Though ISIS was driven out in July 2017, its presence is still palpable across the city. Danti describes the destruction as something akin to the hardest-hit areas in Europe in the mid-1940s, with rubble heaps and unexploded devices on block after block. “This is the worst cultural heritage crisis since the Second World War,” he says. “We’re going to be dealing with this for decades.” 

This project is an important start, Danti adds. “It’s a very complicated area of cultural heritage. We look at this first three-year period as triage. It’s going to take a long time. When you back up and look at what happened, the whole of Mosul had been flattened.” 

The Islamic State was thought to have used the Church of St. Ephraim (above) as a flea market for the household goods they confiscated.

With the help of Ali Jubbouri, former dean of the University of Mosul’s College of Archaeology, and the assistance of architects and engineers in Mosul’s College of Engineering, Zettler and colleagues will begin assessing the condition of 15 to 20 sites.

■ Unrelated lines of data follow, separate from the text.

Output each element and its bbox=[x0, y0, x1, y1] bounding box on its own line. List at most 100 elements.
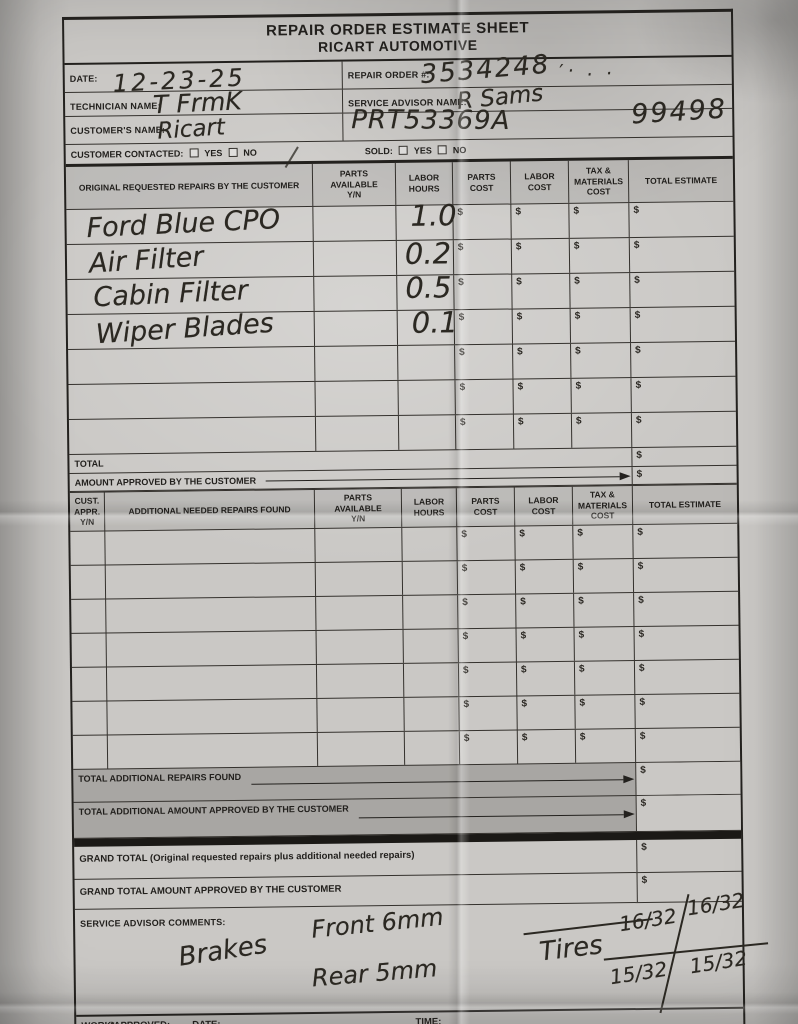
col-parts-cost: PARTS COST bbox=[451, 161, 511, 205]
dollar-sign: $ bbox=[575, 345, 581, 357]
dollar-sign: $ bbox=[573, 205, 580, 217]
dollar-sign: $ bbox=[461, 563, 468, 575]
dollar-sign: $ bbox=[516, 276, 522, 288]
col-total-estimate: TOTAL ESTIMATE bbox=[627, 158, 734, 203]
handwritten-tag-number: 99498 bbox=[630, 93, 729, 131]
dollar-sign: $ bbox=[633, 239, 640, 252]
date-label: DATE: bbox=[69, 73, 98, 84]
dollar-sign: $ bbox=[577, 527, 583, 539]
dollar-sign: $ bbox=[638, 594, 644, 607]
dollar-sign: $ bbox=[520, 630, 527, 642]
time-signature-line bbox=[441, 1013, 692, 1024]
col-parts-available: PARTS AVAILABLE Y/N bbox=[311, 162, 396, 206]
total-label: TOTAL bbox=[74, 458, 104, 469]
dollar-sign: $ bbox=[457, 242, 464, 254]
total-additional-approved-label: TOTAL ADDITIONAL AMOUNT APPROVED BY THE … bbox=[78, 803, 349, 817]
dollar-sign: $ bbox=[578, 595, 584, 607]
dollar-sign: $ bbox=[463, 699, 470, 711]
sold-yes-checkbox bbox=[398, 145, 408, 155]
dollar-sign: $ bbox=[636, 468, 643, 481]
handwritten-repair-2: Air Filter bbox=[88, 241, 205, 280]
dollar-sign: $ bbox=[517, 416, 524, 428]
total-additional-label: TOTAL ADDITIONAL REPAIRS FOUND bbox=[78, 771, 242, 784]
handwritten-repair-3: Cabin Filter bbox=[92, 275, 249, 314]
arrow-right bbox=[251, 779, 624, 785]
dollar-sign: $ bbox=[573, 240, 580, 252]
col-tax-materials-cost: TAX & MATERIALS COST bbox=[571, 486, 633, 525]
customer-contacted-yes-checkbox bbox=[189, 148, 199, 158]
dollar-sign: $ bbox=[575, 380, 582, 392]
dollar-sign: $ bbox=[461, 529, 467, 541]
col-additional-repairs: ADDITIONAL NEEDED REPAIRS FOUND bbox=[103, 489, 315, 531]
col-parts-cost: PARTS COST bbox=[455, 487, 515, 527]
handwritten-hours-2: 0.2 bbox=[404, 236, 452, 271]
dollar-sign: $ bbox=[640, 797, 647, 809]
dollar-sign: $ bbox=[639, 730, 646, 742]
dollar-sign: $ bbox=[577, 561, 584, 573]
col-cust-appr: CUST. APPR. Y/N bbox=[69, 492, 105, 531]
dollar-sign: $ bbox=[458, 277, 464, 289]
service-advisor-comments-label: SERVICE ADVISOR COMMENTS: bbox=[80, 917, 226, 929]
dollar-sign: $ bbox=[458, 312, 465, 324]
date-signature-line bbox=[220, 1017, 386, 1024]
handwritten-pen-marks: ′· . . bbox=[559, 57, 617, 83]
handwritten-technician-name: T FrmK bbox=[152, 86, 243, 120]
dollar-sign: $ bbox=[574, 275, 580, 287]
dollar-sign: $ bbox=[574, 310, 581, 322]
dollar-sign: $ bbox=[635, 414, 642, 427]
dollar-sign: $ bbox=[637, 560, 644, 573]
sold-label: SOLD: bbox=[364, 145, 393, 156]
sold-no-checkbox bbox=[437, 145, 447, 155]
dollar-sign: $ bbox=[641, 841, 647, 853]
dollar-sign: $ bbox=[515, 206, 522, 218]
dollar-sign: $ bbox=[519, 562, 526, 574]
dollar-sign: $ bbox=[638, 628, 645, 641]
dollar-sign: $ bbox=[579, 697, 586, 709]
technician-label: TECHNICIAN NAME: bbox=[70, 100, 161, 112]
col-tax-materials-cost: TAX & MATERIALS COST bbox=[567, 160, 629, 203]
dollar-sign: $ bbox=[634, 309, 641, 322]
handwritten-tires: Tires bbox=[537, 930, 605, 968]
dollar-sign: $ bbox=[575, 415, 582, 427]
repair-order-label: REPAIR ORDER #: bbox=[347, 69, 430, 81]
dollar-sign: $ bbox=[636, 449, 643, 462]
dollar-sign: $ bbox=[457, 207, 464, 219]
col-parts-available: PARTS AVAILABLE Y/N bbox=[313, 488, 402, 528]
dollar-sign: $ bbox=[462, 597, 468, 609]
dollar-sign: $ bbox=[634, 274, 640, 287]
footer-date-label: DATE: bbox=[192, 1019, 221, 1024]
dollar-sign: $ bbox=[459, 347, 465, 359]
col-labor-cost: LABOR COST bbox=[509, 160, 569, 204]
dollar-sign: $ bbox=[459, 417, 466, 429]
customer-contacted-no-checkbox bbox=[228, 147, 238, 157]
dollar-sign: $ bbox=[578, 629, 585, 641]
form-title-block: REPAIR ORDER ESTIMATE SHEET RICART AUTOM… bbox=[64, 11, 732, 65]
handwritten-hours-1: 1.0 bbox=[410, 198, 457, 233]
col-labor-cost: LABOR COST bbox=[513, 486, 573, 526]
dollar-sign: $ bbox=[639, 696, 646, 708]
arrow-right bbox=[358, 813, 624, 818]
dollar-sign: $ bbox=[578, 663, 585, 675]
dollar-sign: $ bbox=[641, 874, 648, 886]
dollar-sign: $ bbox=[635, 379, 642, 392]
col-total-estimate: TOTAL ESTIMATE bbox=[631, 484, 738, 525]
dollar-sign: $ bbox=[517, 381, 524, 393]
repair-order-estimate-form: REPAIR ORDER ESTIMATE SHEET RICART AUTOM… bbox=[62, 8, 769, 1024]
amount-approved-label: AMOUNT APPROVED BY THE CUSTOMER bbox=[74, 475, 257, 488]
dollar-sign: $ bbox=[520, 596, 526, 608]
yes-label: YES bbox=[204, 147, 223, 158]
customer-label: CUSTOMER'S NAME: bbox=[70, 124, 166, 136]
dollar-sign: $ bbox=[515, 241, 522, 253]
dollar-sign: $ bbox=[635, 344, 641, 357]
customer-contacted-label: CUSTOMER CONTACTED: bbox=[70, 148, 184, 160]
handwritten-hours-3: 0.5 bbox=[405, 270, 452, 305]
dollar-sign: $ bbox=[516, 311, 523, 323]
work-approved-label: WORK APPROVED: bbox=[81, 1020, 170, 1024]
footer-time-label: TIME: bbox=[415, 1016, 442, 1024]
dollar-sign: $ bbox=[463, 733, 470, 745]
dollar-sign: $ bbox=[521, 732, 528, 744]
dollar-sign: $ bbox=[459, 382, 466, 394]
arrow-right bbox=[266, 475, 620, 482]
col-original-repairs: ORIGINAL REQUESTED REPAIRS BY THE CUSTOM… bbox=[65, 163, 313, 209]
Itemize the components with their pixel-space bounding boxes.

They’ll undertake any immediate repairs needed and then, at the end of six months, make recommendations to the U.S. government for feasible, longer-term projects. 

Part of the feedback will come from input from Zettler’s colleagues at Penn, such as historian Paul Cobb, who focuses on medieval history; Joseph Lowry, an expert on Islamic law and literature; and historian Heather Sharkey, who concentrates on minority religious communities in the Middle East. 

“The University of Pennsylvania has a long history of work in Iraq. We cast a long shadow on the ground there. People know us,” Zettler says. “But it’s not enough just to be able to go in and do the work. It’s important to have intellectual backup for a project like this, and Penn can bring that to the table in a way that a different organization might not be able to.” 

Funding for the 40-month project comes from a Department of State Cooperative Agreement, S-NEAAC-18-CA-0043, under the U.S. Ambassadors Fund for Cultural Preservation. 

Richard L. Zettler is an associate professor in the Department of Near Eastern Languages and Civilizations in the School of Arts and Sciences at the University of Pennsylvania. He is also associate curator-in-charge of Penn Museum’s Near East Section. 

Michael Danti is project manager for the Mosul Heritage Stabilization Program and a consulting scholar in Penn Museum’s Near East Section. He is also academic director of the American Schools of Oriental Research Cultural Heritage Initiatives. 

Paul Cobb is a professor in the Department of Near Eastern Languages and Civilizations in the School of Arts and Sciences at the University of Pennsylvania

Joseph Lowry is an associate professor in the Department of Near Eastern Languages and Civilizations in the School of Arts and Sciences at the University of Pennsylvania

Heather Sharkey is a professor in the Department of Near Eastern Languages and Civilizations in the School of Arts and Sciences at the University of Pennsylvania

Allison Cuneo, project coordinator, specializes in cultural heritage management. She is currently a post-doctoral fellow at the Massachusetts Institute of Technology.